De acordo com as estatísticas do SINAC, ao todo são cerca de 7.582.919
Microempreendedores Individuais formalizados no Portal do Empreendedor. Para
estes, o mês de janeiro de 2019 marca o início de obrigatoriedade do eSocial, a
mais nova forma de cumprimento das obrigações trabalhistas, previdenciárias e
tributárias, criada pelo Governo Federal.
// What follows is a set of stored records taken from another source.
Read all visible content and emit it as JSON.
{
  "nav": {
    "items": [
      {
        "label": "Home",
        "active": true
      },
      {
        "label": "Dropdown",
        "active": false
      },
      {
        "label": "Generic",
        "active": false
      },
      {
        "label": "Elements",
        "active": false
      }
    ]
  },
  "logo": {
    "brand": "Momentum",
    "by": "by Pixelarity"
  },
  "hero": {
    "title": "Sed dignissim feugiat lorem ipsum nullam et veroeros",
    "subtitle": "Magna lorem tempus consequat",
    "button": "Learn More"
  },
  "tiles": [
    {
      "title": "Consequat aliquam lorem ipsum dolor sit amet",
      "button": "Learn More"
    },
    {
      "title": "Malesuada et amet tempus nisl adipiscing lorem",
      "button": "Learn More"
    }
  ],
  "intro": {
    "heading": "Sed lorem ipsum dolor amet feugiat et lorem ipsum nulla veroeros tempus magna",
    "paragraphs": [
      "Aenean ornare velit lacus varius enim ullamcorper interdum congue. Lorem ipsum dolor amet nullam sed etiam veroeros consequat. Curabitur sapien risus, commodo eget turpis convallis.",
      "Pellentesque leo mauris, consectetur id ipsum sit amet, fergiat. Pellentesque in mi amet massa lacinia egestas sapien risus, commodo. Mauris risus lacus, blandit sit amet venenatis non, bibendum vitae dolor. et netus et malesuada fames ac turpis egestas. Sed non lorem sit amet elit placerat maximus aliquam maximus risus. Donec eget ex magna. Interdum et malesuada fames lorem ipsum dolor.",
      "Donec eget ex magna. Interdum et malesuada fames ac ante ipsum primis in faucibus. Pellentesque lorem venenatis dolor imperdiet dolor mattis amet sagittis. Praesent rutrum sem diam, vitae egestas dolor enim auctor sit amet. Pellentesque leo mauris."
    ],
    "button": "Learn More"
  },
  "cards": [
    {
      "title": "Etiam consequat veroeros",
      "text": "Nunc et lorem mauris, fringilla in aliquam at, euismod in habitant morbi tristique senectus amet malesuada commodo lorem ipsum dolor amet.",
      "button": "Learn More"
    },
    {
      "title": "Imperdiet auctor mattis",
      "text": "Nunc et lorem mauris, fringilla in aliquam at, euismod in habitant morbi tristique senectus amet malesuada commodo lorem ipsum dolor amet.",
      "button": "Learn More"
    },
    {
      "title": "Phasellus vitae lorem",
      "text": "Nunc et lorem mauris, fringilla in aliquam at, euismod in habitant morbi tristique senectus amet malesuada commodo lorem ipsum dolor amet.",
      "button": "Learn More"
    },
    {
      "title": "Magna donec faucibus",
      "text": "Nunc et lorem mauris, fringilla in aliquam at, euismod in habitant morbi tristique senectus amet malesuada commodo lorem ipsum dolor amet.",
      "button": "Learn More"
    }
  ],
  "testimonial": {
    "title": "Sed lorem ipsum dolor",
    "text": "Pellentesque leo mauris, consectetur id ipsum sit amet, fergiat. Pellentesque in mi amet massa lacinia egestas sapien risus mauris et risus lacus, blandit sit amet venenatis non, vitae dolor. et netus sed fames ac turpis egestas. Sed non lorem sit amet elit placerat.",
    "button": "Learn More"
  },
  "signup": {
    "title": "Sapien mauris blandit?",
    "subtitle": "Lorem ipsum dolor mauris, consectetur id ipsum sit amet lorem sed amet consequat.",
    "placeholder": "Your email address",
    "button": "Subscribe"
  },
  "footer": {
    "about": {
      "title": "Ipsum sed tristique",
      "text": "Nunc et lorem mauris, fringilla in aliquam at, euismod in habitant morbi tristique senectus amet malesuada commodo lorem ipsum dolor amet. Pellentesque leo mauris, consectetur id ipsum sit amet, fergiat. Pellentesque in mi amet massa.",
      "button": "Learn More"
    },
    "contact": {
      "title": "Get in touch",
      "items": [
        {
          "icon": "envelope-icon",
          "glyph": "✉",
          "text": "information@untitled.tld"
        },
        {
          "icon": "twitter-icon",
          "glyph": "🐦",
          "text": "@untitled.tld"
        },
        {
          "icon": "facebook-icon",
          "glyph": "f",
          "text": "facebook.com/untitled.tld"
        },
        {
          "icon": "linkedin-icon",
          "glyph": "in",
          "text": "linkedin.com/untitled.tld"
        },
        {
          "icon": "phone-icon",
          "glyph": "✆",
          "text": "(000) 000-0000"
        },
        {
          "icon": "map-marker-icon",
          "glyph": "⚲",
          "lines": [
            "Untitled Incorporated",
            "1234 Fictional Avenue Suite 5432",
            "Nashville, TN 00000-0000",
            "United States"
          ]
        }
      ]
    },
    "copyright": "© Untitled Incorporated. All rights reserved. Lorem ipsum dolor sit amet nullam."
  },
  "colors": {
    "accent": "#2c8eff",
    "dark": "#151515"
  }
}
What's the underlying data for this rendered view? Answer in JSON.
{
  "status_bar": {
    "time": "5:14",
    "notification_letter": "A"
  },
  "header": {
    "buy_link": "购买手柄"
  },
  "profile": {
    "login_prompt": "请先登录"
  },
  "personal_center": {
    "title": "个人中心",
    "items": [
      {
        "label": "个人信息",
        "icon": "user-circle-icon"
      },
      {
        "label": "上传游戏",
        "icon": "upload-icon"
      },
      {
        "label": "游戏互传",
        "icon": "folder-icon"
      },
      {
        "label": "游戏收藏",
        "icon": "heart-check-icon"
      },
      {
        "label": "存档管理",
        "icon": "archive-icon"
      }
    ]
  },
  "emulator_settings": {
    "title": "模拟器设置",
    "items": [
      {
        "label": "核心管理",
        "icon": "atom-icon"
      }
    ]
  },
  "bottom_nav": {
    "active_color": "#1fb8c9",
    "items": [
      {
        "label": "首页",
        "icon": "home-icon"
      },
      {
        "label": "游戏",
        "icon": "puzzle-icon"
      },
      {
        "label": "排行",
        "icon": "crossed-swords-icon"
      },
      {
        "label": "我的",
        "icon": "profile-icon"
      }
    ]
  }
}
Quem está obrigado ao eSocial?
Segundo o MOS (Manual de Orientação do eSocial) “todo aquele que
contratar prestador de serviço pessoa física e possua alguma obrigação
trabalhista, previdenciária ou tributária, em função dessa relação jurídica de
trabalho, inclusive se tiver natureza administrativa, conforme a legislação
pertinente, está obrigado a enviar informações decorrentes desse fato por meio
do eSocial”.
Estão obrigados ainda os contribuintes que adquirem ou comercializam
produção rural, e também os contribuintes na situação “sem movimento”, conforme
item 10 do MOS. Excetuam-se dessa obrigatoriedade:
a) a pessoa física que, no início da obrigatoriedade do eSocial,
encontra-se na situação “Sem Movimento”, enquanto essa situação perdurar;
b) o MEI sem empregado que não possua obrigação trabalhista,
previdenciária ou tributária;
c) os Fundos de Investimento, os quais não são revestidos de
personalidade jurídica e, portanto, não podem contratar. As informações devem
ser prestadas pela instituição financeira administradora do fundo.
Grupos de Empresas
Visando facilitar a adaptação das empresas o Governo separou a
obrigatoriedade em grupos de empresas distintas. Vejamos quais são esses
grupos:
·
Grupo 1: Empresas com
faturamento no ano de 2016 superior a R$ 78 milhões;
·
Grupo 2: Empresas com faturamento no ano de 2016 de até R$ 78 milhões;
·
Grupo 3: Empresas Optantes pelo Simples Nacional, Microempreendedores
Individuais, Empresas sem Fins Lucrativos e Empregadores Pessoa Física;
·
Grupo 4: Administração Pública, Organizações Internacionais e Outras
Instituições Extraterritoriais.
Cronograma de Implantação
Segundo a Resolução do Comitê Diretivo do eSocial nº 5, de 2 de Outubro
de 2018, estes são os prazos de início de obrigatoriedade dessa obrigação:
|
Grupo 1 |
8 de Janeiro de 2018 |
|
Grupo 2 |
16 de Julho de 2018 |
|
Grupo 3 |
10 de Janeiro de 2018 |
|
Grupo 4 |
Janeiro de 2020 |
Dessa forma, desde de 10 de janeiro de 2019 o MEI devem enviar suas
informações para o eSocial.
Fases de Implantação
Em razão do grande volume de informações exigidas nesta nova obrigação
acessória, o Governo dividiu sua implantação em fases distintas. Vejamos quais
são estas fases:
·
1ª Fase: Cadastro do
Empregador e Tabelas;
·
2ª Fase: Eventos não Periódicos (admissões, afastamentos, desligamentos,
entre outros);
·
3ª Fase: Eventos
Periódicos (folha de pagamento, férias, 13º salário, dentre outros);
·
4ª Fase: Substituição da GFIP;
·
5ª Fase: Dados de Saúde e Segurança do Trabalhador (SST).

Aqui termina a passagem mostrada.